KLHK berupaya memercepat pemberian hutan adat ini dengan pembentukan tim percepatan pengakuan dan perlindungan hutan adat sejak Agustus 2018. Untuk sementara, analisis tim menunjukkan kendala hutan adat masih berkutat pada syarat birokrasi dalam UU No 41/1999 tentang Kehutanan bahwa pemberian hutan adat wajib mendapatkan pengakuan daerah melalui peraturan daerah.
Perda ini pun harus memuat subyek (masyarakat adat) dan obyek (wilayah kelola). Selain itu, terjamin kelembagaan serta peninggalan historis masyarakat adatnya. Bila area hutan adat berada di luar kawasan hutan, hanya dibutuhkan pengakuan masyarakat adat melalui surat keputusan bupati.
Analisis tim percepatan juga menunjukkan dari 6,4 juta hektar potensi hutan adat sejumlah 2,9 juta hektar belum memiliki perda dan 3,5 juta hektar sudah memiliki produk pengakuan berupa perda ataupun SK bupati. Dari jumlah 3,5 juta itu, hanya 5.000 hektar yang memenuhi syarat formal dan 58.000 hektar baru memiliki perda tentang tata cara pengakuan, dan sebagian besar luasan memiliki aturan yang masih lemah.

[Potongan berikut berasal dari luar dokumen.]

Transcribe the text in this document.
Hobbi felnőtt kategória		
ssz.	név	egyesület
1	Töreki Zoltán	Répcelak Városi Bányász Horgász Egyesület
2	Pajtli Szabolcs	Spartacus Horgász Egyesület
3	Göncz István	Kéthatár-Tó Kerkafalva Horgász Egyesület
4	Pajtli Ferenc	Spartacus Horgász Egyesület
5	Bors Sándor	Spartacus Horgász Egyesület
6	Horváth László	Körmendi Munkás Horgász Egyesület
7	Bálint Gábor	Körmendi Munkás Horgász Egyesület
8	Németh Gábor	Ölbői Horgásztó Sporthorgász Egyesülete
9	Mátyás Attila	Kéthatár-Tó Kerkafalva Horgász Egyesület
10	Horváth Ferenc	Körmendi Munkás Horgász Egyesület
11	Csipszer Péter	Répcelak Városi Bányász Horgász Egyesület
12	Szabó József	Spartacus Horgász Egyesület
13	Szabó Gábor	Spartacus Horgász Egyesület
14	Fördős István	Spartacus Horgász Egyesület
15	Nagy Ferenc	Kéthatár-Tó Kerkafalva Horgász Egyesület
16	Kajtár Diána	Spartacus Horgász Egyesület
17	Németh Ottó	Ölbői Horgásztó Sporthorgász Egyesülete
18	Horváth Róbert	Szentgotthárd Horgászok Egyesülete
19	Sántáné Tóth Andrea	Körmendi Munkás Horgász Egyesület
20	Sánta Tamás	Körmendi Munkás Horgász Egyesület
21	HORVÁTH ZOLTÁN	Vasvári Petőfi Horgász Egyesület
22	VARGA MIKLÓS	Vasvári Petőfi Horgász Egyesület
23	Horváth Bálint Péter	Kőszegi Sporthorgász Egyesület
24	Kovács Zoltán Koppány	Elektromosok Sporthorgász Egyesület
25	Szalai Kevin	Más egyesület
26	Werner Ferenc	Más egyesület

Direktur Jenderal Perhutanan Sosial dan Kemitraan Lingkungan Bambang Supriyanto mengatakan, pihaknya memberikan advokasi kepada pemda yang belum memiliki perangkat regulasi bagi masyarakat adatnya. ”Kami lakukan advokasi dan coaching clinic bagi peraturan daerah yang memenuhi persyaratan serta memfasilitasi komplain-komplain yang timbul dari usulan (hutan adat) tersebut,” katanya.

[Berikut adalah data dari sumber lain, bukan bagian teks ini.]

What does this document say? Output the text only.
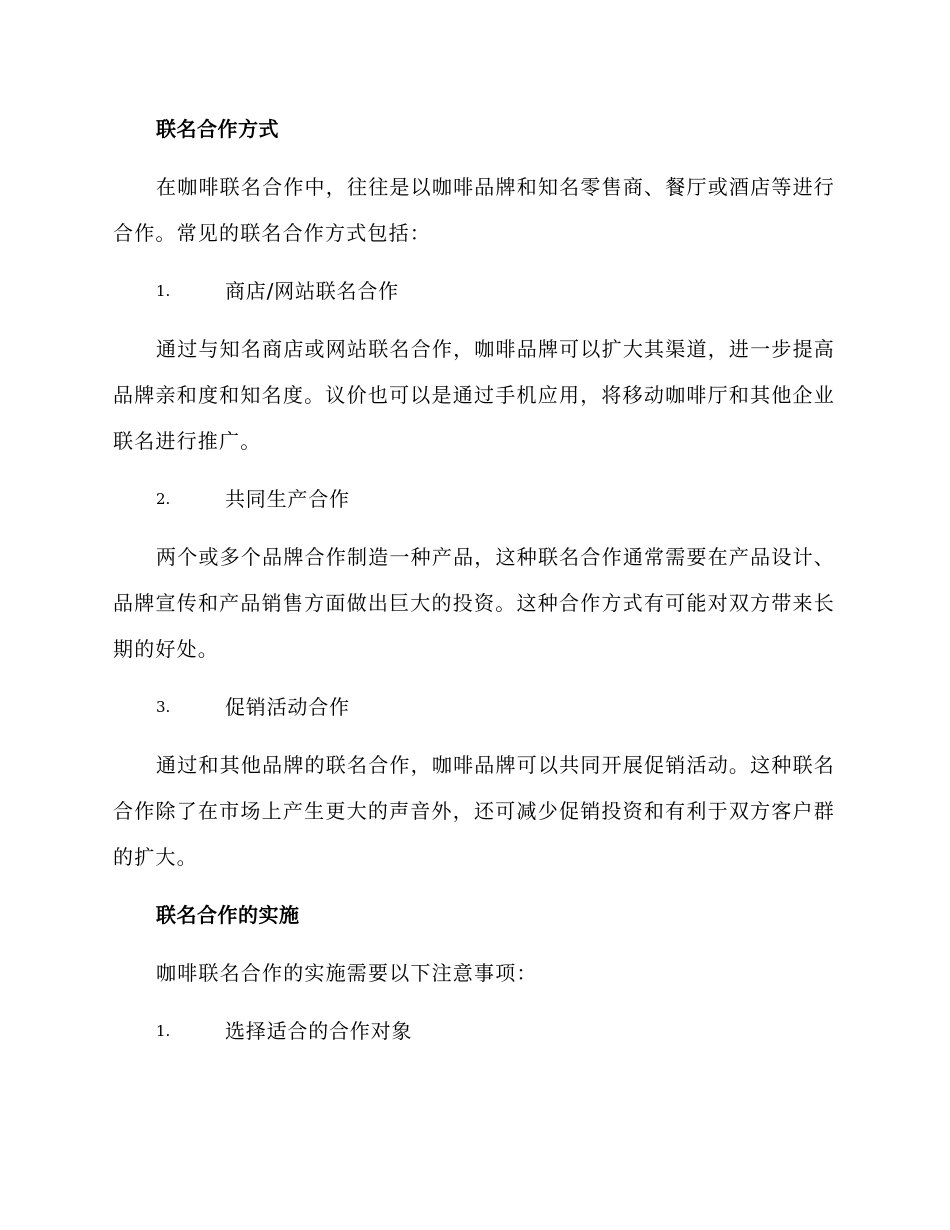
联名合作方式
在咖啡联名合作中，往往是以咖啡品牌和知名零售商、餐厅或酒店等进行合作。常见的联名合作方式包括：
1.	商店/网站联名合作
通过与知名商店或网站联名合作，咖啡品牌可以扩大其渠道，进一步提高品牌亲和度和知名度。议价也可以是通过手机应用，将移动咖啡厅和其他企业联名进行推广。
2.	共同生产合作
两个或多个品牌合作制造一种产品，这种联名合作通常需要在产品设计、品牌宣传和产品销售方面做出巨大的投资。这种合作方式有可能对双方带来长期的好处。
3.	促销活动合作
通过和其他品牌的联名合作，咖啡品牌可以共同开展促销活动。这种联名合作除了在市场上产生更大的声音外，还可减少促销投资和有利于双方客户群的扩大。
联名合作的实施
咖啡联名合作的实施需要以下注意事项：
1.	选择适合的合作对象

Sementara itu, Rimbawan Muda Indonesia, melalui siaran pers, mendorong agar Kasepuhan Cibarani di Lebak, Banten, segera mendapat pengakuan hutan adat. Itu agar menyusul Kasepuhan Karang yang telah mengantongi hutan adat serta Kasepuhan Pasir Erih dan Cirompang yang melewati tahapan verifikasi teknis.

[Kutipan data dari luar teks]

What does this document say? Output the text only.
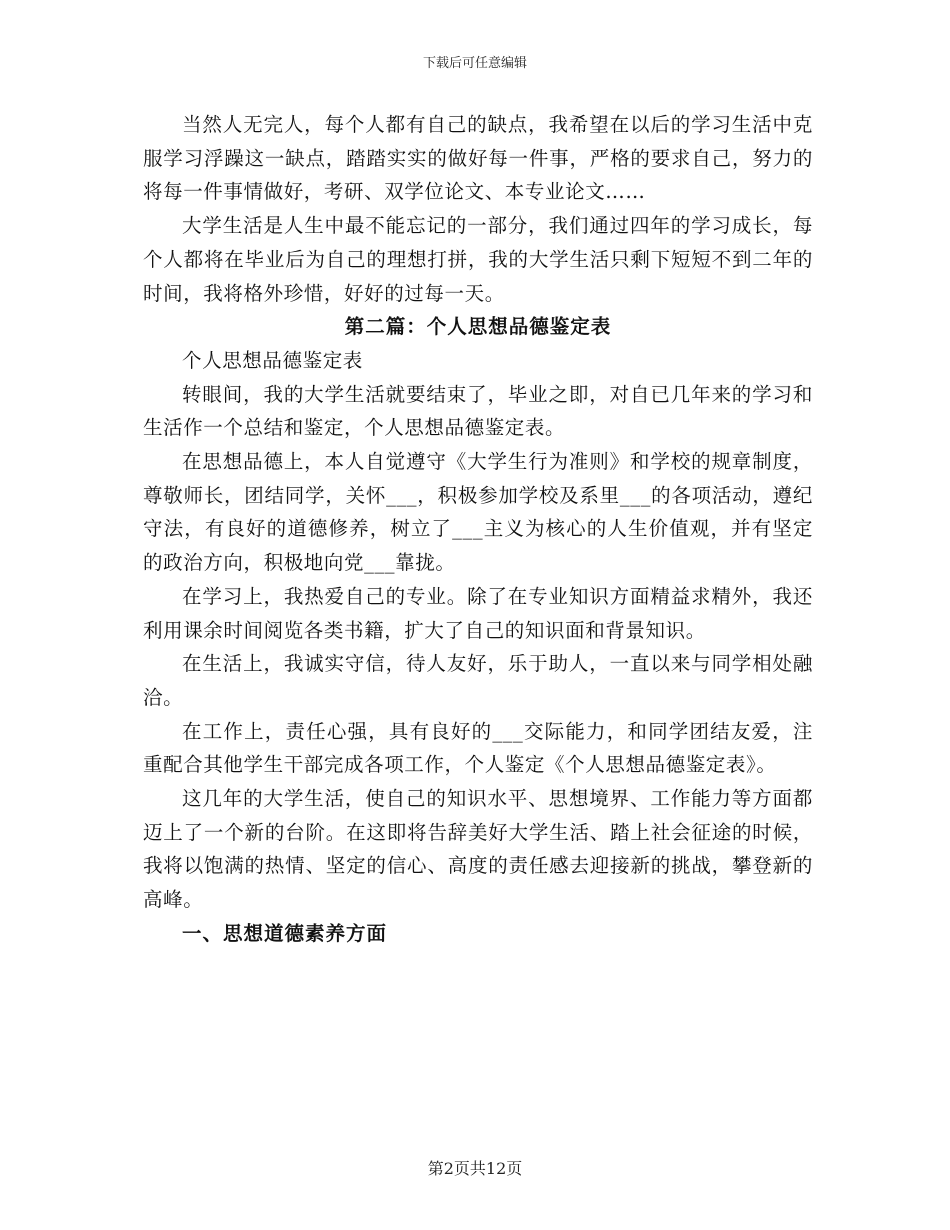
下载后可任意编辑

当然人无完人，每个人都有自己的缺点，我希望在以后的学习生活中克服学习浮躁这一缺点，踏踏实实的做好每一件事，严格的要求自己，努力的将每一件事情做好，考研、双学位论文、本专业论文……

大学生活是人生中最不能忘记的一部分，我们通过四年的学习成长，每个人都将在毕业后为自己的理想打拼，我的大学生活只剩下短短不到二年的时间，我将格外珍惜，好好的过每一天。

第二篇：个人思想品德鉴定表

个人思想品德鉴定表

转眼间，我的大学生活就要结束了，毕业之即，对自已几年来的学习和生活作一个总结和鉴定，个人思想品德鉴定表。

在思想品德上，本人自觉遵守《大学生行为准则》和学校的规章制度，尊敬师长，团结同学，关怀___，积极参加学校及系里___的各项活动，遵纪守法，有良好的道德修养，树立了___主义为核心的人生价值观，并有坚定的政治方向，积极地向党___靠拢。

在学习上，我热爱自己的专业。除了在专业知识方面精益求精外，我还利用课余时间阅览各类书籍，扩大了自己的知识面和背景知识。

在生活上，我诚实守信，待人友好，乐于助人，一直以来与同学相处融洽。

在工作上，责任心强，具有良好的___交际能力，和同学团结友爱，注重配合其他学生干部完成各项工作，个人鉴定《个人思想品德鉴定表》。

这几年的大学生活，使自己的知识水平、思想境界、工作能力等方面都迈上了一个新的台阶。在这即将告辞美好大学生活、踏上社会征途的时候，我将以饱满的热情、坚定的信心、高度的责任感去迎接新的挑战，攀登新的高峰。

一、思想道德素养方面

第2页共12页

Kasepuhan ini merupakan bagian dari 522 kasepuhan yang diakui dalam Perda No 8 Tahun 2015 tentang Pengakuan, Perlindungan dan Pemberdayaan Masyarakat Hukum Adat Kasepuhan. Hanya saja, menurut Bambang, kendala di lapangan masih terjadi.
Saat proses pengecekan dilakukan, wilayah satu kasepuhan dengan wilayah kasepuhan lain mengalami tumpang tindih. Untuk membicarakan ini pun tak mudah karena antarkasepuhan memiliki strata atau gap sosial yang harus diselesaikan masyarakat.
”Di dalam perda itu sudah diatur harus ada Majelis Adat Banten Kidul yang akan membicarakan dan menyelesaikan persoalan, termasuk terkait wilayah adat,” katanya. Selain itu, wilayah kasepuhan beririsan dengan Taman Nasional Gunung Halimun Salak yang harus dikaji historis dan regulasinya.